Obama then called in a personal trainer into the room, introducing him to ‘Obama Girl’ who was busy stuffing her face with chocolate chip cookies at the time.

“Sven,” said Obama with a smile on his face as he rose to his feet zipping up his jogger’s jacket with the Presidential Seal embroidered on it. “How are you old buddy? Hope the windy city is treating you well. Say, I’d like you to meet ‘Obama Girl’. She’s been a faithful and most useful member of Team Obama. But now, as you can see by the computer projections, she won’t do me much good in the years to come if she doesn’t get control of her diet.
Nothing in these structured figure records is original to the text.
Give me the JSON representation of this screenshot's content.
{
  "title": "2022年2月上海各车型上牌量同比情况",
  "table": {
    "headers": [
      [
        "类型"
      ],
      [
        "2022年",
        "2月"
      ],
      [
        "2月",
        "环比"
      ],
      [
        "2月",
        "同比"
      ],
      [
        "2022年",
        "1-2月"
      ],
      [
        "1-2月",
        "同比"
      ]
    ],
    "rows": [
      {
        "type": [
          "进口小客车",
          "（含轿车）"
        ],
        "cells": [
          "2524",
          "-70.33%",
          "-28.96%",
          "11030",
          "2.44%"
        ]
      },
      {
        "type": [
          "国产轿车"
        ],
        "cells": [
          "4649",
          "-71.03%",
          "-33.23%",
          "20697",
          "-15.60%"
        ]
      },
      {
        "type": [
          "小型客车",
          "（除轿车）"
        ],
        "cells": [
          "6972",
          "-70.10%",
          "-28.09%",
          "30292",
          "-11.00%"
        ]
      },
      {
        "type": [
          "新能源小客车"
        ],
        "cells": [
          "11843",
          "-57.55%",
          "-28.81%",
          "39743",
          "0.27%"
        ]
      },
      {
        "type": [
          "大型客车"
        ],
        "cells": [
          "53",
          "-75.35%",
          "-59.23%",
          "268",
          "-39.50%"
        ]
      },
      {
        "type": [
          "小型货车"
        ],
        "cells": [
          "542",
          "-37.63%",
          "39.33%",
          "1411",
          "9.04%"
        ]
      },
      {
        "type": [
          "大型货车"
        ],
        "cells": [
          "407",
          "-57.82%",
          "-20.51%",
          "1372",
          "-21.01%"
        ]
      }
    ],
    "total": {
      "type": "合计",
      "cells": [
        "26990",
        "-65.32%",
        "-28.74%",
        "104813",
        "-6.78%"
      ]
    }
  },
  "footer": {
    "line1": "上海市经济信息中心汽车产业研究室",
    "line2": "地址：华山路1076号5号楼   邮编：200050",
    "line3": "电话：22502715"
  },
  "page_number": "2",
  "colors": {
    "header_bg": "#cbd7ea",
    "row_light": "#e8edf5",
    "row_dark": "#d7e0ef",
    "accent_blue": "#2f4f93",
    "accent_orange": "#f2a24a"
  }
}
What do you recommend?”

“The pain!” replied Sven in broken English as he flexed his bulky arm muscles so that it caused the veins in his neck and forehead to bulge, flooding with blood.

‘Obama Girl’ started gagging and choking on her chocolate chip cookies in response.
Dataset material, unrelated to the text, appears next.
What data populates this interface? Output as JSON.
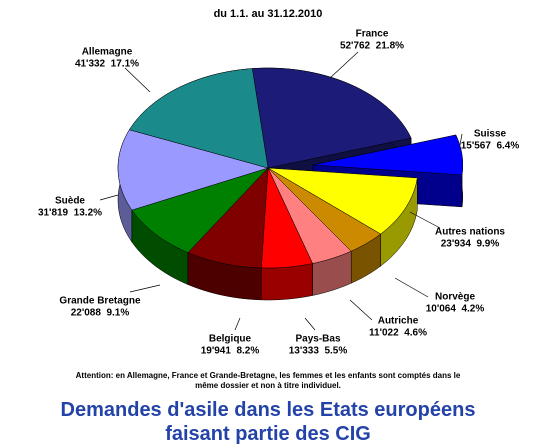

Sven, mistaking ‘Obama Girl’ for having need of the Heimlich maneuver, lifted her up from out of her chair and while positioned behind her, began squeezing her like a tube of toothpaste until she fell to the floor unconscious.

“Oh no,” yelled out Sven with his hands on his cheeks. “Not again!”

“There goes my reelection,” said Obama throwing his face into his folded arms on his desk.

“Is she dead?” asked Sven to the Surgeon General who was checking ‘Obama Girl’ for a pulse.

“No,” replied the Surgeon General. “In fact, she’s coming to.”

“Thank God!” said Obama jumping to his feet, throwing Karate punches in the air. “I’m back in business!”

“What do we tell her happened to her?” asked a concerned Sven, kneeling on one knee gently stroking ‘Obama Girl’s’ cheek.

“I know,” said Obama snapping his fingers. “Lets just put her back in her chair and pretend like nothing happened.”

“You mean like in that ‘I Love Lucy’ episode?” jokingly asked the Surgeon General.

“Yeah,” said Obama, nodding to Sven.

Sven then lifted up ‘Obama Girl’, returning her to her seat, arranging her body to the position it was in before. Even placing a chocolate chip cookie in her mouth.

As ‘Obama Girl’ regained consciousness, Sven was unable to look ‘Obama Girl’ in the eyes and looked nervously around room instead. Not knowing what to do next, he resumed his posing, causing ‘Obama Girl’ to gag and choke on the chocolate chip cookie in her mouth.

Sven instinctively rushed in plucking ‘Obama Girl’ out of her chair, performing the Heimlich maneuver on her.

“Oh no,” cried out Obama throwing his arms up in the air. “Not again!”

Sure enough ‘Obama Girl’ fell to the floor unconscious again.

“Is she alive?” Sven asked the Surgeon General who was checking ‘Obama Girl’ for a pulse again.

“Just barely,” the Surgeon General said. “In fact, without an immediate –”

“Wait!” interrupted Obama, throwing his hand out in the air.

“You got another idea?” sarcastically remarked the Surgeon General.

“Yeah,” said Obama as he paced the Oval Office. “I saw this movie once about a bachelor party where the prostitute they hire dies on them.”

“Oh no,” said Sven, shaking his head. “Not again.”

“Now, now, Sven,” said Obama patting Sven on his back. “Remember?”

“Yes, I remember,” said a resigned Sven, picking up the still unconscious ‘Obama Girl’ from the floor. “What happens in Chicago stays in Chicago.”